Who are you affiliated with?
Some answered.
A few didn't. They just dropped to their knees and begged instead, blurting out about wives, kids, sick parents—same story, different faces. The kind of words people throw out when death was already reaching for their collar.
Funny thing?
It worked.
So I gave them what I decided counted as mercy.
Quick, clean decapitation.
I turned and headed toward the corner, boots scraping softly against the broken floor as the mess behind me faded into background noise.
When I reached the scouts, they were already scattered across the floor like broken dolls.
One of them was pinned to the wall by a slab of stone bigger than my ego, another folded sideways in a way spines absolutely should not fold. The rest…
Yeah. They weren't in any better shape either.
I stood there longer than I meant to.
"…Damn it."
I nudged one of their boots with the tip of my spear. No reaction.
"What a waste," I muttered. "You guys finally started growing on me."
And that annoyed me more than it should have—because I spent time knowing them, so I could turn them into my loyal servants.
They were loud. Irritating.
One of them snored like a broken engine in a scrapyard according to his friends.
Another kept flirting with every pretty seeker that walked past, despite having a wife and kids waiting for him somewhere outside this cursed tower.
Then there was the kid.

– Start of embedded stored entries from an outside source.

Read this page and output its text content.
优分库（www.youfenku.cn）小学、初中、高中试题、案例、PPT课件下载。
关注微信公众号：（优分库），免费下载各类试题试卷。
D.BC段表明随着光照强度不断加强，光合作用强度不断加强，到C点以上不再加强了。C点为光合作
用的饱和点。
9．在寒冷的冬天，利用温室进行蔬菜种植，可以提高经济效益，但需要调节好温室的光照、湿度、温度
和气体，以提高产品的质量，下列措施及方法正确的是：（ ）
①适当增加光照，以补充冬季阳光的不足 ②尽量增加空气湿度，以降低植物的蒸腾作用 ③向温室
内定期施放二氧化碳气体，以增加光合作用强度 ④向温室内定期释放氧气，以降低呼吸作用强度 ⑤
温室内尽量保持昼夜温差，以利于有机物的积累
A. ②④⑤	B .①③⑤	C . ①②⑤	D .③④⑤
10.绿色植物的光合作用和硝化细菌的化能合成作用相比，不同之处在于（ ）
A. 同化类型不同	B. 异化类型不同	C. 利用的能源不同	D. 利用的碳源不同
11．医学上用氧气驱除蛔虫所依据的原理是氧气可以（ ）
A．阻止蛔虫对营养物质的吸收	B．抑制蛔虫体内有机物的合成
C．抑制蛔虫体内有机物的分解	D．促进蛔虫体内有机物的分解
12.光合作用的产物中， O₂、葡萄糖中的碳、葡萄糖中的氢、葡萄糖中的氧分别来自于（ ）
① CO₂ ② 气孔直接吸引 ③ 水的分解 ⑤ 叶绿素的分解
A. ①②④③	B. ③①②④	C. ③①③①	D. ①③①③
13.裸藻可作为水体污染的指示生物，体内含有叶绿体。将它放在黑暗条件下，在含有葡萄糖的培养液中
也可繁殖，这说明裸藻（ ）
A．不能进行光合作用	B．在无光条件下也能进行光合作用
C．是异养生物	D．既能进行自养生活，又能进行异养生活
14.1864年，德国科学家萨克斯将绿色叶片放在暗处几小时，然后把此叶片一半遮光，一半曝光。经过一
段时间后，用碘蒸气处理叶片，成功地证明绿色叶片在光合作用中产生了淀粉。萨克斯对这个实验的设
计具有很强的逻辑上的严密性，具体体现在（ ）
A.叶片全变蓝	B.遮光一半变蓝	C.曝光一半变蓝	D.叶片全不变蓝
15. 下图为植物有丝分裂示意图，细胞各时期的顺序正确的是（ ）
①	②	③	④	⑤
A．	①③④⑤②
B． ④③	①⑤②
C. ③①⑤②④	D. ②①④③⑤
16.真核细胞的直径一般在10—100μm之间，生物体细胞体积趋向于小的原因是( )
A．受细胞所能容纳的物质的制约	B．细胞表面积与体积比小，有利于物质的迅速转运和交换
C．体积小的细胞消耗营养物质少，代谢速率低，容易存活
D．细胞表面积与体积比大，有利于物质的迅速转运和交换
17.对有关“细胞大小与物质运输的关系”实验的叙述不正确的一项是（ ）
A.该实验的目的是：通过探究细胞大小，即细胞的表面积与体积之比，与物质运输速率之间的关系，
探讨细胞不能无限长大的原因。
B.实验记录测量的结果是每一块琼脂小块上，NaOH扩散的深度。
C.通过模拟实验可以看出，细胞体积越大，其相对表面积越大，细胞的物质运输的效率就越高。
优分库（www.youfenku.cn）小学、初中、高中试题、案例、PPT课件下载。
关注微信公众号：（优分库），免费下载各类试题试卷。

Too young.
His mom was in a coma. His sister still in high school. He used to talk about them like his words were building a bridge back home, one run at a time. Every floor was just another step closer to hospital bills, tuition fees, and a future he pretended wasn't fragile.
And now?
Finished.
Just like that.
'I should send money to their families,' I muttered. 'It's the least I can do.'
On the surface, yeah—I probably looked like your textbook villain.
Ruthless. Unhinged. Someone who'd already made peace with doing awful things.
But that was only for enemies. And for people who annoyed me.
For the ones I didn't plan on killing? The ones who gave me respect instead of excuses?
I was very reasonable.
After giving them my respect, I turned away from the bodies and walked toward the center of the floor.
The celestial weapon was still where it had landed—half-buried in cracked stone.
It was strange, looking at it now.
Such a small, unassuming thing—and yet it has the power to destroy a city block in one swing.
I crouched and wrapped my fingers around the handle.
It vibrated in my hand, the shaft whining like it wanted to tear itself free.
WOOSH!
Wind erupted around my grip, clawing at my fingers, trying to pry me loose.
I was wrapped in shadow armor now. Whatever the fan was trying to pull off, it wasn't happening today.
"So you're really going to reject me?" I muttered, tightening my hold as the gale howled harder.
"That's cold. Especially considering your last owner was an egotistical, trash‑talking piece of shit with a god complex and a mouth to match."
The pressure spiked, and I realized this thing could actually understood my words.